ガラパゴス的な環境のおかげで、縄文人は石器時代の価値観・世界観を残す独自の文化を維持し続けたとしたら、それはどう評価すべきでしょうか?

世界の進歩・発展から取り残され、時代遅れになってしまったということでしょうか?

たしかに、約3000年前に朝鮮半島から渡ってきた人々によって水田耕作がもたらされると、彼らの文化は九州から本州へと広がり、今の北海道・沖縄を除いて縄文時代は終わりを告げます。

前にも紹介したように、多くの縄文人が水田耕作を受け入れ、渡来した人々と混血して弥生人が生まれました。

イネの水田耕作によって、クリやドングリの採集・栽培より効率的に、多くのカロリーを摂取することが可能になったからだと考えられます。
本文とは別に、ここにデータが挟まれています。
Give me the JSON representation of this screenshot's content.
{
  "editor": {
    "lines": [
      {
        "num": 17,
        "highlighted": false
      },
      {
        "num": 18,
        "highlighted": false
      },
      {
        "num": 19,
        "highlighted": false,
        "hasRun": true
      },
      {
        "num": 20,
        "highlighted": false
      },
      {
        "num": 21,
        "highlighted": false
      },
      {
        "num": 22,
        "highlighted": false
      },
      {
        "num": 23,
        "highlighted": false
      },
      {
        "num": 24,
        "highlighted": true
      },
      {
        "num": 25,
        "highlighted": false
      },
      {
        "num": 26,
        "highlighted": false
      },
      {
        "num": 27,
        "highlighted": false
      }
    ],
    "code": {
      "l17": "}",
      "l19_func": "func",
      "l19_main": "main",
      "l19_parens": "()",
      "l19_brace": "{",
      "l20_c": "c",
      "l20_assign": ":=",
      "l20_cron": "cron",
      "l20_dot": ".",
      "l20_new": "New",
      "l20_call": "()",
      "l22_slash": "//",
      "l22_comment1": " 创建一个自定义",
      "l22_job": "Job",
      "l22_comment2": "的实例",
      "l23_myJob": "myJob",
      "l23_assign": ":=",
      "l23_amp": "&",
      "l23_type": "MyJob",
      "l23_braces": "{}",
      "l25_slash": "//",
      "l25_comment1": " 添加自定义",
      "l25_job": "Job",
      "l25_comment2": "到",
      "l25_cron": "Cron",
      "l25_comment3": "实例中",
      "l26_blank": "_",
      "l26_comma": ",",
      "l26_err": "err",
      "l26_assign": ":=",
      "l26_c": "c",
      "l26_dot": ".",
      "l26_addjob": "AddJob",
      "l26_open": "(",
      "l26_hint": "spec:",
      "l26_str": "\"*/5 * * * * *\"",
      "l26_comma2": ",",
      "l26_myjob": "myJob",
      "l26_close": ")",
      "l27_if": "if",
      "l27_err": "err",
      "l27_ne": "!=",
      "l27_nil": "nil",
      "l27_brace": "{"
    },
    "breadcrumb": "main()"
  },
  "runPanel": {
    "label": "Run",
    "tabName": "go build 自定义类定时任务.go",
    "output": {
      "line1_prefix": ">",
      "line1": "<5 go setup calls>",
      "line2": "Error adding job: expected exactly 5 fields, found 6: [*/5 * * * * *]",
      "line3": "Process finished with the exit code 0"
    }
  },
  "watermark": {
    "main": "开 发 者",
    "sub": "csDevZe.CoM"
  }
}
縄文人が植物の実や野生動物、魚介など、環境に応じて多様な食料を獲得していたのに対して、弥生人はイネという単一の植物を集中的かつ効率的に育てることで食料の生産量を飛躍的に増加させます。

農耕は弥生人の生活行動を組織的にしました。

人口が増え、集落は拡大し、ムラからクニへと発展していきます。

こうして日本列島には多くの小国家が分立し、抗争するようになり、やがてこれらの小国家群を統合する国家が生まれました。

縄文人とその文化は、朝鮮半島からの渡来人とその文化に呑み込まれてしまったと言えるかもしれません。


縄文と弥生の優劣


しかし、だからと言って縄文文化より弥生文化の方が優れていたとは必ずしも言えない気がします。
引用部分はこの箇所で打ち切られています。